Il ruolo importante del terzo settore e nello specifico del volontariato (anche individuale e non “organizzato”) nell’affrontare l’epidemia causata dal coronavirus è stato più volte evidenziato nel corso delle ultime settimane. Sono moltissime le persone che hanno potuto continuare a beneficiare di assistenza e servizi utili grazie all’encomiabile impegno di migliaia di volontari ed operatori che si sono ritrovati a svolgere le proprie attività non di rado anche in assenza dei corretti Dispositivi di Protezione Individuale (DPI).

Se, infatti, è assolutamente necessario ricordare il sacrificio di molti medici, non dobbiamo dimenticare anche quello di diversi operatori del terzo settore colpiti dal virus nel mentre portavano il proprio contributo alla tenuta sociale della comunità.

Ancora una volta nei momenti di assoluta difficoltà il mondo del volontariato si è mostrato uno dei pilastri pronti a sorreggere la comunità ed offrire le prime risposte alla crisi, l’Italia è storicamente la culla del volontariato e non perde mai occasione per dimostrare quanto solide siano le radici in cui affondano le ragioni dell’impegno di milioni di persone.

Mai come in questo momento, con la crisi economica che seguirà il lockdown da coronavirus, ci si dovrebbe preoccupare di tutelare maggiormente questo patrimonio e questa forza cercando di non disperdere l’energia delle tante piccole realtà territoriali che hanno contribuito negli anni a realizzare un welfare di prossimità che tanti benefici ha portato alla comunità. Ogni volontario è portatore di valori e storie che raccontano di rinunce in nome del prendersi cura degli altri.  Spesso dimentichiamo che i volontari sono rappresentanti di senso laddove a volte sembrerebbe mancare. Ancora più spesso dimentichiamo che il tempo è prezioso e il dono incondizionato del proprio a una causa e alla cura della carne viva, della storia di un’altra persona è qualcosa che offre letteralmente dei corti circuiti in una società così protesa alla ricerca dell’interesse individuale e all’esclusivo profitto economico.

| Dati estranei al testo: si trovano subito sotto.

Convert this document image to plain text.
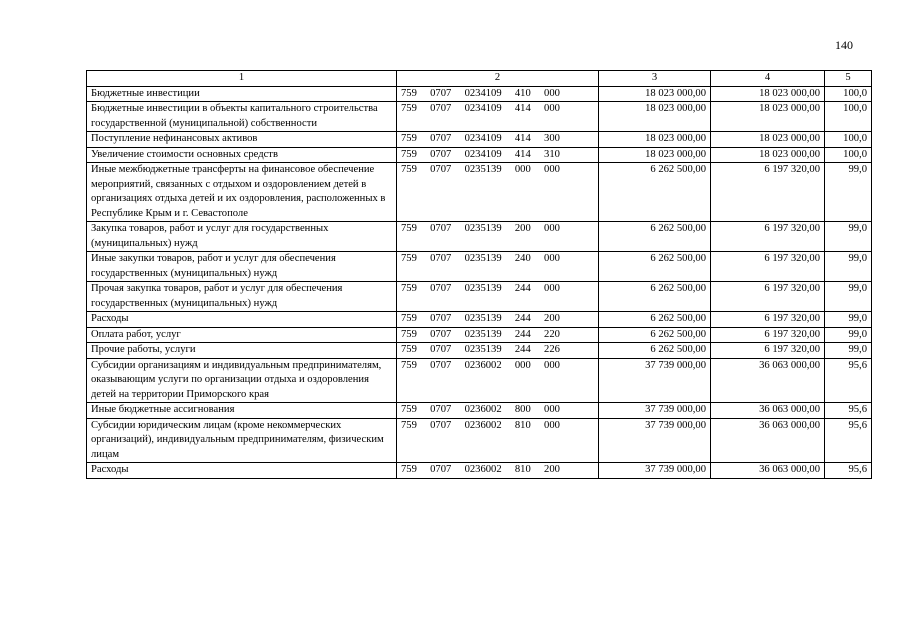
140
1	2	3	4	5
Бюджетные инвестиции	759     0707     0234109     410     000	18 023 000,00	18 023 000,00	100,0
Бюджетные инвестиции в объекты капитального строительства государственной (муниципальной) собственности	759     0707     0234109     414     000	18 023 000,00	18 023 000,00	100,0
Поступление нефинансовых активов	759     0707     0234109     414     300	18 023 000,00	18 023 000,00	100,0
Увеличение стоимости основных средств	759     0707     0234109     414     310	18 023 000,00	18 023 000,00	100,0
Иные межбюджетные трансферты на финансовое обеспечение мероприятий, связанных с отдыхом и оздоровлением детей в организациях отдыха детей и их оздоровления, расположенных в Республике Крым и г. Севастополе	759     0707     0235139     000     000	6 262 500,00	6 197 320,00	99,0
Закупка товаров, работ и услуг для государственных (муниципальных) нужд	759     0707     0235139     200     000	6 262 500,00	6 197 320,00	99,0
Иные закупки товаров, работ и услуг для обеспечения государственных (муниципальных) нужд	759     0707     0235139     240     000	6 262 500,00	6 197 320,00	99,0
Прочая закупка товаров, работ и услуг для обеспечения государственных (муниципальных) нужд	759     0707     0235139     244     000	6 262 500,00	6 197 320,00	99,0
Расходы	759     0707     0235139     244     200	6 262 500,00	6 197 320,00	99,0
Оплата работ, услуг	759     0707     0235139     244     220	6 262 500,00	6 197 320,00	99,0
Прочие работы, услуги	759     0707     0235139     244     226	6 262 500,00	6 197 320,00	99,0
Субсидии организациям и индивидуальным предпринимателям, оказывающим услуги по организации отдыха и оздоровления детей на территории Приморского края	759     0707     0236002     000     000	37 739 000,00	36 063 000,00	95,6
Иные бюджетные ассигнования	759     0707     0236002     800     000	37 739 000,00	36 063 000,00	95,6
Субсидии юридическим лицам (кроме некоммерческих организаций), индивидуальным предпринимателям, физическим лицам	759     0707     0236002     810     000	37 739 000,00	36 063 000,00	95,6
Расходы	759     0707     0236002     810     200	37 739 000,00	36 063 000,00	95,6
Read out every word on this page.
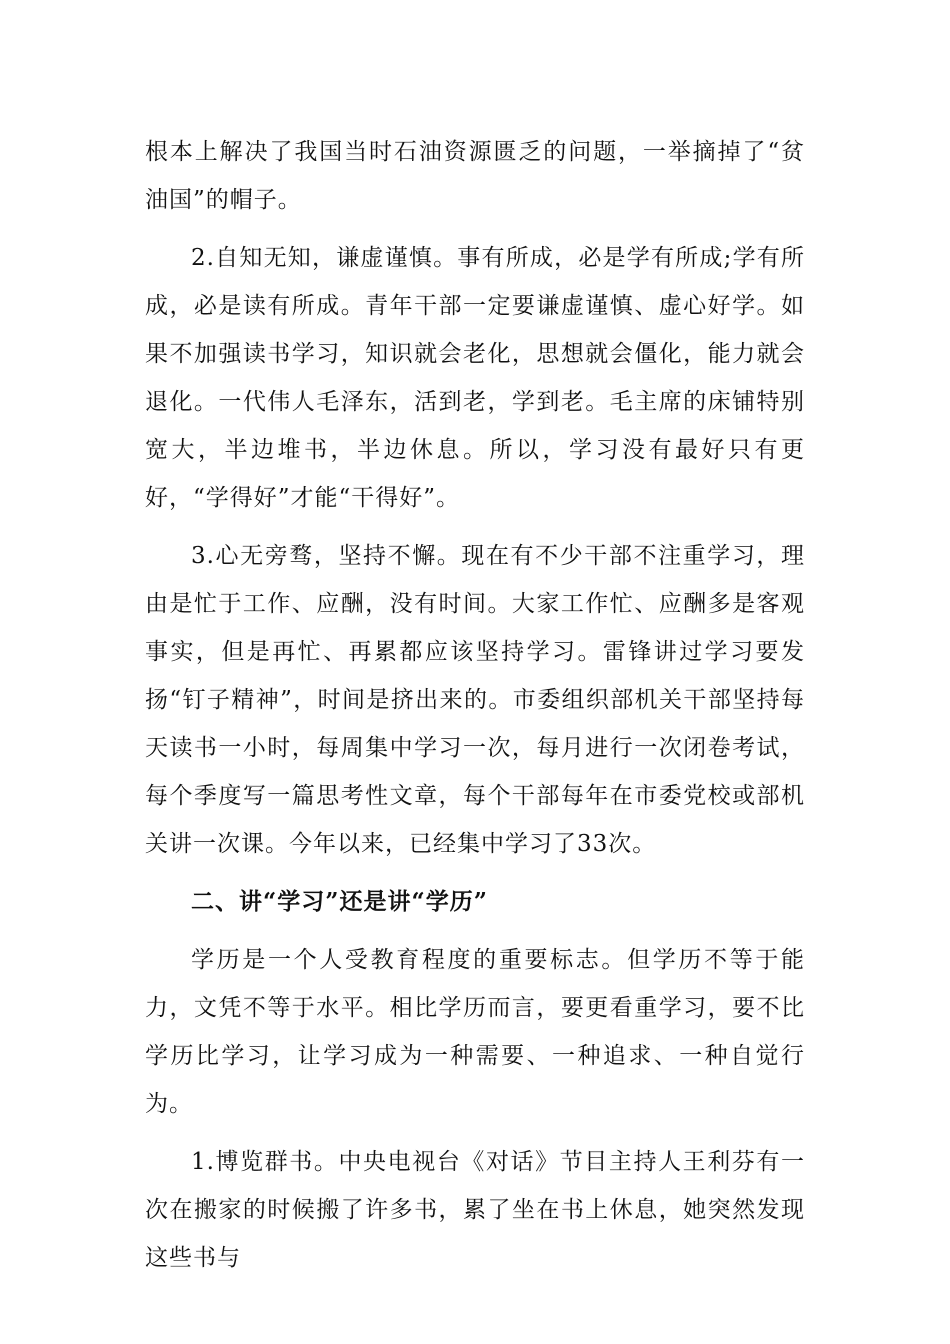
根本上解决了我国当时石油资源匮乏的问题，一举摘掉了“贫油国”的帽子。

2.自知无知，谦虚谨慎。事有所成，必是学有所成;学有所成，必是读有所成。青年干部一定要谦虚谨慎、虚心好学。如果不加强读书学习，知识就会老化，思想就会僵化，能力就会退化。一代伟人毛泽东，活到老，学到老。毛主席的床铺特别宽大，半边堆书，半边休息。所以，学习没有最好只有更好，“学得好”才能“干得好”。

3.心无旁骛，坚持不懈。现在有不少干部不注重学习，理由是忙于工作、应酬，没有时间。大家工作忙、应酬多是客观事实，但是再忙、再累都应该坚持学习。雷锋讲过学习要发扬“钉子精神”，时间是挤出来的。市委组织部机关干部坚持每天读书一小时，每周集中学习一次，每月进行一次闭卷考试，每个季度写一篇思考性文章，每个干部每年在市委党校或部机关讲一次课。今年以来，已经集中学习了33次。

二、讲“学习”还是讲“学历”

学历是一个人受教育程度的重要标志。但学历不等于能力，文凭不等于水平。相比学历而言，要更看重学习，要不比学历比学习，让学习成为一种需要、一种追求、一种自觉行为。

1.博览群书。中央电视台《对话》节目主持人王利芬有一次在搬家的时候搬了许多书，累了坐在书上休息，她突然发现这些书与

Perché queste considerazioni, pronunciate in altra forma e non solo oggi da molti rappresentanti della classe dirigente, non restino parole vuote sarebbe davvero opportuno iniziare a non dimenticare i “piccoli” rappresentanti di “grandi” storie. Parliamo delle piccole realtà territoriali, fuori dai grandi circuiti, dalle grandi reti perché spesso il tempo e le sole risorse che hanno sono quelle che rendono disponibili a chi vive situazioni di disagio.

Oggi ci raccontano di MES, di sussidi, di cinque per mille, di grandi compagini associative che sono un vanto per il nostro Paese, ma non possiamo e dobbiamo dimenticare chi opera in silenzio e che con la crisi economica alle porte rischia di veder mancare anche quel poco che poteva mettere a disposizione degli altri. Si rischia di perdere esperienze importanti ed irripetibili. Non tutti possono beneficiare di milioni o centinaia di migliaia di euro di cinque per mille o di rapporti con grandi ed importanti aziende e fondazioni.

Sarebbe bello iniziare a pensare ad una specie di Piano Marshall per il sociale e grazie al quale le grandi fondazioni bancarie, le grandi strutture del terzo settore, le Istituzioni ad ogni livello supportino – con poche, chiare, severe regole e linee guida – le piccole realtà del no-profit. Uscendo così, finalmente, dalle logiche competitive e di mercato che da diversi anni avvolgono il mondo del volontariato e del terzo settore in generale.

Anche questo sarebbe riscoprirsi comunità e davvero, almeno per il no-profit, non sarebbe tutto come prima.